Condenser test in AustinSo, somebody would be wearing the jacket, or perhaps carrying this gel-like textile as a blanket, as it passively absorbs moisture from the air. Then they would detach the textile panels and place them into a small, portable collector unit; essentially a compact heater. The water evaporates out of the textile, condenses inside the collector, and drips out as clean, drinkable water.

"It immediately becomes drinkable because it already goes through the distillation process," Yu explains.

In trials, the jacket produced between 400 and 900 milliliters of water per day depending on humidity, or roughly 14-30 ounces, nearly a quart, depending on the air's humidity. With one kilogram of the textile, the researchers found they could generate approximately 3.7-4 liters of water in arid conditions, and potentially double that in humid ones.
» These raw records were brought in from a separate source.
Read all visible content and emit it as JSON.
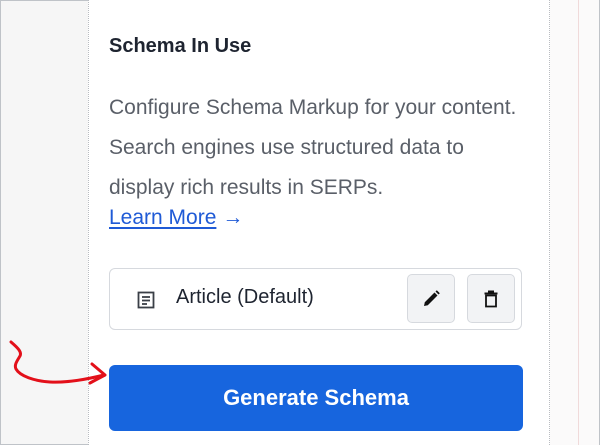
{
  "panel": {
    "title": "Schema In Use",
    "description": "Configure Schema Markup for your content. Search engines use structured data to display rich results in SERPs.",
    "learn_more": "Learn More",
    "learn_more_arrow": "→"
  },
  "schema_list": {
    "items": [
      {
        "label": "Article (Default)",
        "icon": "document-icon"
      }
    ]
  },
  "actions": {
    "generate_label": "Generate Schema"
  },
  "icons": {
    "edit": "pencil-icon",
    "delete": "trash-icon",
    "annotation": "red-hand-drawn-arrow"
  },
  "colors": {
    "accent": "#1765de",
    "link": "#1f5ad6",
    "annotation": "#e3101a"
  }
}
So far, the team has tried the jacket out in very dry, semi-dry, and humid areas, and the jacket was able to pull water from each climate.

Lead researcher Chuxin Lei, a postdoctoral researcher on Yu's team and co-author on the paper, says the goal was to rethink who this technology could serve.

Portable bag contents

"Many current [atmospheric water harvesting] systems are still built as rigid or stationary platforms, making them less suitable for people who are moving, working outdoors, or operating in some remote environment. This lead us to ask whether we could build a water harvesting system that could become more like clothing — light, wearable, flexible, and naturally suited for personal use," Lei says.

The potential applications are wide-ranging. Yu's team has previously worked with the Department of Defense on water solutions for soldiers, where water logistics can be dangerous and costly. The technology could also serve hikers, emergency responders, disaster relief workers, and agricultural and field workers. Anyone who needs clean water on the go and far from infrastructure.

The team also sees a potential future where the technology complements large-scale centralized water systems rather than replacing them.

"Our solution cannot be a universal solution for all," Yu acknowledges. "But I think it's an extremely important alternative."

For now, the jacket is still a laboratory prototype, but Yu and Lei are optimistic. With the right industry partnerships, they say, the technology could realistically reach commercial scale within three to five years.